Clearly, there is evidence to support the court's conclusion that there was a present or threatened violation of the insurance code sufficient to sustain entry of an injunction.
The Wording of the Preliminary Injunction. Appellants contend that the trial court abused its discretion by issuing the preliminary injunction in a form which would prevent them from engaging in a lawful occupation—contracting to repair automobiles which have been damaged by collision. In fact, the preliminary injunction, quoted above, does not disallow appellants from engaging in the repair of automobiles, unless it is through the format of conducting insurance business without a certificate to do so from the Commissioner. The preliminary injunction is against the conduct of such insurance business, and it is framed with sufficient specificity to allow appellants to understand what the Court prohibited.

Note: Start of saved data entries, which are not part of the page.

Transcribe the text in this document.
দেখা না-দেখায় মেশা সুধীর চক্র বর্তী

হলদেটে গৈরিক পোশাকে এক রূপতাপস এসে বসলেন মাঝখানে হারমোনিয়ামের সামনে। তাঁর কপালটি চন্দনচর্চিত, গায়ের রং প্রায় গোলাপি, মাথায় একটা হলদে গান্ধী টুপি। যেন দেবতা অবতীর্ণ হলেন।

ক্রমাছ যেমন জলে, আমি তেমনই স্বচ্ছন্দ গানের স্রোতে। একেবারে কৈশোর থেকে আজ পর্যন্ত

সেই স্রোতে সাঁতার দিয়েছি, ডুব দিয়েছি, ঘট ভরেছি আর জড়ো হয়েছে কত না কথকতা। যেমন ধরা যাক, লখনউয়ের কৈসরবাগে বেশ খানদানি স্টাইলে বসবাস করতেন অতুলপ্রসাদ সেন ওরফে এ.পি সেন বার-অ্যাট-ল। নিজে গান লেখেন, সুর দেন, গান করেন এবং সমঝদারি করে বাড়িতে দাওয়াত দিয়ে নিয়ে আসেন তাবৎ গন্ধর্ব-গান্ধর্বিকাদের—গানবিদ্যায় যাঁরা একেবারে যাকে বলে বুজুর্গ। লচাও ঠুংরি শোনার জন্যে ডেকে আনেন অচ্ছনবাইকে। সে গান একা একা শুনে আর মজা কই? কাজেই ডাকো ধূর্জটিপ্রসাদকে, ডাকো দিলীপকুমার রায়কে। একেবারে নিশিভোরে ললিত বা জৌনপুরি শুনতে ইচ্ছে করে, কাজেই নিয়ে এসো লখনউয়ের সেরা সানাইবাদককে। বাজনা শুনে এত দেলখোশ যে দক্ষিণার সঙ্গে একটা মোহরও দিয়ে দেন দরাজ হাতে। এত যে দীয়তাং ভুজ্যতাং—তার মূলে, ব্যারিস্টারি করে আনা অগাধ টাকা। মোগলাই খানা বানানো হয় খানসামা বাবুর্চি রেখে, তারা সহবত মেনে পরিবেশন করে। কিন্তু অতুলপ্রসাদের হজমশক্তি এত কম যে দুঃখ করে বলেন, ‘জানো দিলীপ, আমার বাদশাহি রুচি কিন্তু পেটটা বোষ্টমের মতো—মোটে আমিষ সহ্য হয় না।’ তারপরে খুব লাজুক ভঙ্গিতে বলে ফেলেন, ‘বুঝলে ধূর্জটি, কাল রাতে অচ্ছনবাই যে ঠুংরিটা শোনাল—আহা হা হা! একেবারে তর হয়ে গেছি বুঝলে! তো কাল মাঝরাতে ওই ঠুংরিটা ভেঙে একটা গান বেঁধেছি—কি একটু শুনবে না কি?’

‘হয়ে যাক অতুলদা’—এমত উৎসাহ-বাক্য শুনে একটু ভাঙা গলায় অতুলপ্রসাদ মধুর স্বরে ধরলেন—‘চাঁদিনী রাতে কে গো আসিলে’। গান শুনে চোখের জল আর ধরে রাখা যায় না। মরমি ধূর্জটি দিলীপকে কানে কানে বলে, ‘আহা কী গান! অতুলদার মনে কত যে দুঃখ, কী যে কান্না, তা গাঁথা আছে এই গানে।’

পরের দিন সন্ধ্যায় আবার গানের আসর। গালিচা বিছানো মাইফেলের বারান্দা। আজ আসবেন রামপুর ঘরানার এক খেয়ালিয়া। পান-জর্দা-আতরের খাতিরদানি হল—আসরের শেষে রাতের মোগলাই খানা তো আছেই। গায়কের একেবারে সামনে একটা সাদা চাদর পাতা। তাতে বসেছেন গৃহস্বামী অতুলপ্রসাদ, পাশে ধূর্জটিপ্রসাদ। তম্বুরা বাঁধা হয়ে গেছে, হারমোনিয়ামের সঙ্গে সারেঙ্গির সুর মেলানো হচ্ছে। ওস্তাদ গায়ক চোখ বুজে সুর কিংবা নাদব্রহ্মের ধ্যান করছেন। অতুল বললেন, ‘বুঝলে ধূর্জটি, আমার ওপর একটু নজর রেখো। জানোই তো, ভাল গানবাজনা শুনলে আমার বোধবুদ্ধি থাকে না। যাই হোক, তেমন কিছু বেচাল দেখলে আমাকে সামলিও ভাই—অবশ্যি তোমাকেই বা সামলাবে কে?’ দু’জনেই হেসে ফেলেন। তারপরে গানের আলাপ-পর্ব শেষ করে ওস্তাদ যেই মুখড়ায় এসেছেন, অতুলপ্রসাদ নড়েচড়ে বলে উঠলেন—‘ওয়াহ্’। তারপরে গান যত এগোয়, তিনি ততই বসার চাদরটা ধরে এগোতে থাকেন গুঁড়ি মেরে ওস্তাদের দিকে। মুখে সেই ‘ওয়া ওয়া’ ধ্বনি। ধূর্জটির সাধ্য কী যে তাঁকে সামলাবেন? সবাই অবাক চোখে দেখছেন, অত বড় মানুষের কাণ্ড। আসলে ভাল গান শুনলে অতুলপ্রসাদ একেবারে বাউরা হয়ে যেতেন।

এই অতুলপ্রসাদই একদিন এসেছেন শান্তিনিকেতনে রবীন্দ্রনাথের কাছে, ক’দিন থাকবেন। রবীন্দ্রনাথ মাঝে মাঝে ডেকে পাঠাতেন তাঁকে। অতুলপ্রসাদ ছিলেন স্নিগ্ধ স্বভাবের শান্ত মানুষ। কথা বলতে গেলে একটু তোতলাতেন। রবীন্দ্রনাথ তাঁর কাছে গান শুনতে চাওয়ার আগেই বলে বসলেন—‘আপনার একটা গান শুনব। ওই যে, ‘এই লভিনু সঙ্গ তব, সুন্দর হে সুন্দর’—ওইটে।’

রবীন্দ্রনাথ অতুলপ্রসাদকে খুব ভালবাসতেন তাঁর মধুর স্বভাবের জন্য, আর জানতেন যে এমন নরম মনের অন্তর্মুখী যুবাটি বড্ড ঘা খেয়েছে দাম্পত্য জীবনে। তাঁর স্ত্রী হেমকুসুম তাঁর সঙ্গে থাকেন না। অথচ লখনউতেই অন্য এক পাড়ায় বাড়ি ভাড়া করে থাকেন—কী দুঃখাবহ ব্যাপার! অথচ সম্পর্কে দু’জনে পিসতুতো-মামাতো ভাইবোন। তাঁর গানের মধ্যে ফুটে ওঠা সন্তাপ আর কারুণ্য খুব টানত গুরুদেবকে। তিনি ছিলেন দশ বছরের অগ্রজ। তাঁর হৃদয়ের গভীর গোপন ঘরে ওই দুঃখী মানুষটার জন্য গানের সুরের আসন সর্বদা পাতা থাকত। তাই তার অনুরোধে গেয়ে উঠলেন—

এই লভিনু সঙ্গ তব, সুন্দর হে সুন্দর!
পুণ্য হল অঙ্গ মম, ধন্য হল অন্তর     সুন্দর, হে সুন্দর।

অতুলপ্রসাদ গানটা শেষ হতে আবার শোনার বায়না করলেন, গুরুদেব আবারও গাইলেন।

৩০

The order granting a preliminary injunction is affirmed.
1. The other defendants, Automobile Maintenance Contracts, Inc., a Delaware corporation; John Senise; Michael York; and David Brown are not parties to this appeal.
2. In its Membership Enrollment Guidelines brochure, AMC advertised “1. Same day repair service when possible. [¶] 2. No waiting for an adjuster. [¶] 3. No estimate of repairs is necessary. [¶] 4. No waiting for check to commence repairs. [¶] 5. Loss of use collection service for commercial vehicles. [¶] 6. Free pick-up service. [¶] 7. All service contracts are insured for performance by an international insurance company. [¶] 8. Total losses fully insured. [¶] 9. Minimal loss of use of your automobile. [¶] 10. Free 24 hour towing to our repair facility.” It also promised that “1. Each contract is insured via a Contractual Liability Insurance Policy! [¶] 2. All claims will be handled professionally and expediently by our qualified service writers. [¶] 3. AMC is authorized to settle claims. [¶] 4. AMC pays 18% commission on new business and 20% on renewals, (Private Passenger Vehicles Only). [¶] 5. Immediate Members binding via the telephone—Monday through Saturday.”
3. Several loan officers submitted sworn declarations describing AMC's use of certificates of insurance in December, 1986, January, 1987, and March, 1987.
4. Mr. Roth's qualifications to offer this opinion are as follows: he is a fully certified casualty actuary, a Fellow of the Casualty Actuarial Society and has passed ten national examinations. He received his BS, MS and MA degrees from Stanford University and a JD degree from the University of Connecticut School of Law. He began work for the Department of Insurance in 1981 and was promoted to his current position in 1984.
5. All statutory references are to the Insurance Code unless otherwise indicated.
6. In pertinent part, section 12928.6 provides: “Whenever the commissioner believes, from evidence satisfactory to him, that any person is violating or about to violate any provisions of this code or any order or requirement of the commissioner issued or promulgated pursuant to authority expressly granted the commissioner by any provision of this code or by law, the commissioner may bring an action in the name of the people of the State of California in the superior court ․ against such person to enjoin such person from continuing such violation or engaging therein or doing any act in furtherance thereof. In such action an order or judgment may be entered awarding such preliminary or final injunction as is proper.”
GOERTZEN, Associate Justice.
McCLOSKY, Acting P.J., and GEORGE, J., concur.